THE DEATH PENALTY AND HORRIFYING MISTAKES
Articles
DNA, THE DEATH PENALTY AND HORRIFYING MISTAKES
BY GEORGE F. WILL
The Washington Post 4/6/2000
''Don't you worry about it,'' said the Oklahoma prosecutor to the defense lawyer. ''We're gonna needle your client. You know, lethal injection, the needle. We're going to needle Robert.''
Oklahoma almost did. Robert Miller spent nine years on death row, during six of which the state had DNA test results proving that his sperm was not that of the man who raped and killed the 92-year-old woman. The prosecutor said the tests only proved that another man had been with Mr. Miller during the crime. Finally, the weight of scientific evidence got Mr. Miller released and another man indicted.
You could fill a book with such hair-curling true stories of blighted lives and justice traduced. Three authors have filled one. It should change the argument about capital punishment and other aspects of U.S. criminal justice. Conservatives, especially, should draw this lesson from the book: Capital punishment is a government program, so skepticism is in order.
Horror, too, is a reasonable response to what Barry Scheck, Peter Neufeld and Jim Dwyer demonstrate in ''Actual Innocence: Five Days to Execution and Other Dispatches From the Wrongly Convicted.'' You will not soon read a more frightening book. It is a catalogue of appalling miscarriages of justice, some of them nearly lethal. Their cumulative weight compels the conclusion that many innocent people are in prison and some innocent people have been executed.

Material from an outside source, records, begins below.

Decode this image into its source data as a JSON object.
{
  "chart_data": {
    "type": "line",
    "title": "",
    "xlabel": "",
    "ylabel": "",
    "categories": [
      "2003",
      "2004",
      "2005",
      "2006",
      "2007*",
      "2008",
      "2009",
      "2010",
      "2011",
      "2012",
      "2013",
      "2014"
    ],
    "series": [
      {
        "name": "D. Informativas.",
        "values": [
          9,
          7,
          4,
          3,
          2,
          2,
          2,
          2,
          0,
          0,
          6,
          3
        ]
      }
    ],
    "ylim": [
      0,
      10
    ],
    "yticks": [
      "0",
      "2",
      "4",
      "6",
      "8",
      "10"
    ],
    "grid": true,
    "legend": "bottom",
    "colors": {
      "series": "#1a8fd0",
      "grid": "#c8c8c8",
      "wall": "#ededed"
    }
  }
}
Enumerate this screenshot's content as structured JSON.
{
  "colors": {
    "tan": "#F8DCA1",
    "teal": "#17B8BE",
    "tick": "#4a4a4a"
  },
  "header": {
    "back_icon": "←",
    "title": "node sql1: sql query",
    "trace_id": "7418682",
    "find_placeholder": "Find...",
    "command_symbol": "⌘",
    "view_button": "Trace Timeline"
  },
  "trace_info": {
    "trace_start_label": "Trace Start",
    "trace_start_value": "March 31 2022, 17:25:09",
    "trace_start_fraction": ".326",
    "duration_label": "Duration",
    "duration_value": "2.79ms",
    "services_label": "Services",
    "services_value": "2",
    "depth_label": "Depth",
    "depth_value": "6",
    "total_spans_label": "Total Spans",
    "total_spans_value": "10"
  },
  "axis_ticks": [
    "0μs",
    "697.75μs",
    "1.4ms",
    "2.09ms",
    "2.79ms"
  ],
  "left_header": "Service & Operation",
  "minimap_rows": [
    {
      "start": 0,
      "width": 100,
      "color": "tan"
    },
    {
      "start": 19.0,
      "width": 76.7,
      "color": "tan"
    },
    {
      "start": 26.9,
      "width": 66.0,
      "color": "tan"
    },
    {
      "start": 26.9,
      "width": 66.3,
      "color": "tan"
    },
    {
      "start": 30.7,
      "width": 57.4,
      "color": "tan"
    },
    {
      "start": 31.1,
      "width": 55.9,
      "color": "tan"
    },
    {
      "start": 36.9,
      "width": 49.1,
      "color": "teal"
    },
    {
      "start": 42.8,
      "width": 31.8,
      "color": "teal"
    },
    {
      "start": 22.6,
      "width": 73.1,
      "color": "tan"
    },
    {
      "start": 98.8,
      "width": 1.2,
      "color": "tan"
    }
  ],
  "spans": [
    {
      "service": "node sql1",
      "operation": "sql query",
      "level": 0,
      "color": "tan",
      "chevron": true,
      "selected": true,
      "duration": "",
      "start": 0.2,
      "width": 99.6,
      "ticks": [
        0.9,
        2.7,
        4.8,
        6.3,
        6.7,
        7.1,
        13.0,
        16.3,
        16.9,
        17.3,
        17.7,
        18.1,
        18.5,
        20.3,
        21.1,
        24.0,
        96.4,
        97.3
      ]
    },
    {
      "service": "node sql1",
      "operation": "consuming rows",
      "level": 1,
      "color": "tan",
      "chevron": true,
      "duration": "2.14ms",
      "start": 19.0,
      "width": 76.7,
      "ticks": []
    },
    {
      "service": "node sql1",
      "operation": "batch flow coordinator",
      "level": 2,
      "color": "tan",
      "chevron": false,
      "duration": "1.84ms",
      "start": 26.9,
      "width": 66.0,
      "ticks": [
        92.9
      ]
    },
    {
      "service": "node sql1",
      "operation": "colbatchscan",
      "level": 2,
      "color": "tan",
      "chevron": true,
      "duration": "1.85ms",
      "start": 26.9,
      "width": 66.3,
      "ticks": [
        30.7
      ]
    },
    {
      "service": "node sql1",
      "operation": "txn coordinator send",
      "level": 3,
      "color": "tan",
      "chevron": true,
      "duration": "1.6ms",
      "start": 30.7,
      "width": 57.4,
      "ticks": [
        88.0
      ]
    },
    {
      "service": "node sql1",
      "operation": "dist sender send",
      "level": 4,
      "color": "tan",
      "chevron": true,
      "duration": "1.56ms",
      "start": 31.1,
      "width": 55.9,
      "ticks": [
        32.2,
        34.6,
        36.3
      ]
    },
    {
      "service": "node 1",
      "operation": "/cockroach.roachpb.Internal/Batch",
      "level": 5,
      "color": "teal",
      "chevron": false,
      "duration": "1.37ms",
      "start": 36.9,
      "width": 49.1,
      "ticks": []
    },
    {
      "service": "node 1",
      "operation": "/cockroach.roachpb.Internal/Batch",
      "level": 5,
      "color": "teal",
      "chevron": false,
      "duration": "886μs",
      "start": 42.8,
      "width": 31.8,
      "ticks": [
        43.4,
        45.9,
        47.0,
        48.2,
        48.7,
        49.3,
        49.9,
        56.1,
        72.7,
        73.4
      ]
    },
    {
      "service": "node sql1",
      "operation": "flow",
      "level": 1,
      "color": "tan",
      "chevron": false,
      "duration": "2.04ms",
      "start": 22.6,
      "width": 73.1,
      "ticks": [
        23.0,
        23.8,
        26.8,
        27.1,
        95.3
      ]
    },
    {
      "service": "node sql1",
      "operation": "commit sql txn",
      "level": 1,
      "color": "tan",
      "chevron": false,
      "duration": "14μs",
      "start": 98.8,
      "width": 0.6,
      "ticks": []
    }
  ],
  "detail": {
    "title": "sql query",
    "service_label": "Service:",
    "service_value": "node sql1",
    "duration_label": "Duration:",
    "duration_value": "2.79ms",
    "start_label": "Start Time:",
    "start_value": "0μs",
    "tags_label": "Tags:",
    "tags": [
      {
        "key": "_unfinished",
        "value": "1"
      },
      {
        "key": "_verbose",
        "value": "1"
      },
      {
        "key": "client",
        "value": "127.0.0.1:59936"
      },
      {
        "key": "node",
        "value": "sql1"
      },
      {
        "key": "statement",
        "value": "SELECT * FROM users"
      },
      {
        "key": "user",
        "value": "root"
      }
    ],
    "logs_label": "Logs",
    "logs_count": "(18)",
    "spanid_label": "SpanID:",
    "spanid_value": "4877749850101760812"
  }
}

Mr. Scheck and Mr. Neufeld (both members of O.J. Simpson's ''dream team'' of defense lawyers) founded the pro-bono Innocence Project at the Benjamin N. Cardozo School of Law in New York to aid persons who convincingly claim to have been wrongly convicted. Mr. Dwyer, winner of two Pulitzer Prizes, is currently a columnist for the New York Daily News. Their book is a heartbreaking and infuriating compendium of stories of lives ruined by:
Mistaken identifications by eyewitnesses or victims, which contributed to 84 percent of the convictions overturned by the Innocence Project's DNA exonerations.
Criminal investigations, especially of the most heinous crimes, that become ''echo chambers'' in which, because of the normal craving for retribution, the perceptions of prosecutors and jurors are shaped by what they want to be true.
The sinister culture of jailhouse snitches, who earn reduced sentences by fabricating ''admissions'' by fellow inmates to unsolved crimes.
Incompetent defense representation.
The list of ways that the criminal justice system misfires could be extended, but some numbers tell the most serious story: In the 24 years since the resumption of executions under Supreme Court guidelines, about 620 have occurred, but 87 condemned persons - one for every seven executed - had their convictions vacated by exonerating evidence. In eight of these cases, and in many more exonerations not involving death row, DNA evidence was conclusive.
One inescapable inference from these numbers is that some of the 620 persons executed were innocent. Which is why, after the exoneration of 13 prisoners on death row in Illinois since 1987, Governor George Ryan, a Republican, has imposed a moratorium on executions.
Two powerful arguments for capital punishment are that its deterrent effect saves lives and it enhances society's valuation of life by expressing proportionate anger at murder. But that valuation is lowered by careless or corrupt administration of capital punishment, which ''Actual Innocence'' powerfully suggests is intolerably common.